If so, a few things are worth noting. First, the projected peak in approximately two weeks is not the end of the deaths. In fact, the peak is clearly expected to come early in the cycle, with the majority of the deaths coming after the peak. Second, there were 1069 new deaths yesterday. The fact that there were 3700 deaths in two months is hardly evidence that the total can’t go up exponentially from there, just as it has been. Here’s a screenshot of the graph from the White House presentation.

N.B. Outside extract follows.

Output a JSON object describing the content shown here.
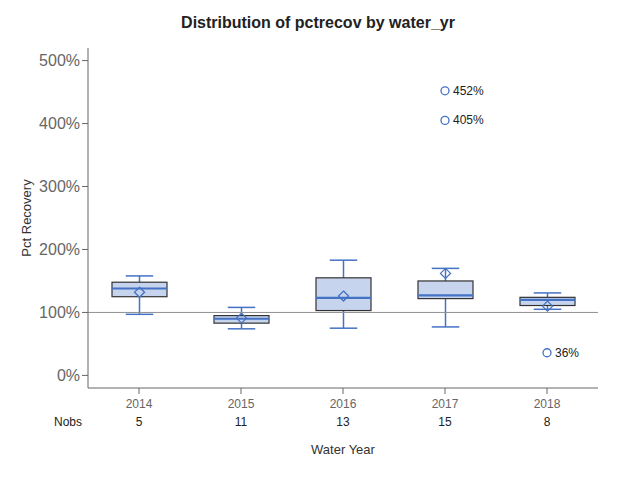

This is obviously only the graph, not the complete mathematical equation, but it does not appear insane to me. In fact, the estimate for yesterday on this graph is slightly low, but basically accurate. Will the number of deaths keep going up at the rate they projected? God only knows, but it sure looks like it to me. And I say that looking at the increasing rates of new cases and the increasing case fatality rates around the country, not just this graph.


The deaths seem to lag 2-3 weeks past the infections, so if we think the new infections will peak in 2-3 weeks, then the deaths will start to peak 2-3 weeks after that. Also consider that our hospitals have a capacity, and once that capacity is reached, the death rate will go up even more. People who can survive because they have a team of healthy doctors, an exclusive icu nurse, and a ventilator may not survive when any one of those things are taken away. This will affect more that just just the Covid deaths: the heart patients and the cancer patients and the kids who fell riding their bike all will not have the same level of medical care as normal. It’s going to be ugly and sad.

I have no expertise in this area, but I am bracing myself for quarantine through at least May and possibly June, and that once the shelter in place orders are lifted, it will be months and months before life returns to “normal.” I believe the authorities are only currently calling for an end date of April 30 because 1) they are hoping they won’t have to extend it, even if they think they will 2) to keep the economy propped up and avoid talking about additional tax refunds for now 3) it’s probably easier for them to tell us two weeks at a time and get people on board than it is to announce a sweeping 2-3 month shutdown. Again, I have no special knowledge. I hope everyone is wrong and that somehow the deaths have already peaked—but nothing at all that I have read anywhere suggests that. Even if you look at the (presumably falsified to look less awful than it was) death rate data from the Chinese, will we in America be able to reproduce their quarantine conditions? The authoritarian government there dragged people from their homes and centralized food delivery. That is not going to happen here, and our quarantine will be much less perfect.


If deaths double every three days, we’ll be well into six figures in 15 days. If that marks both the peak and the halfway point of the epidemic, that puts us at almost 250,000 total deaths across approximately five total months.

Plug 3700 x 2 into your calculator and then press = until you get a number > 100,000. It took me five presses. If you assume a three-day doubling rate, that’s 3 x 5 = 15 days.

Whether any of those assumptions are correct, I have no idea, but none of them seem at all crazy. Some may be pretty optimistic.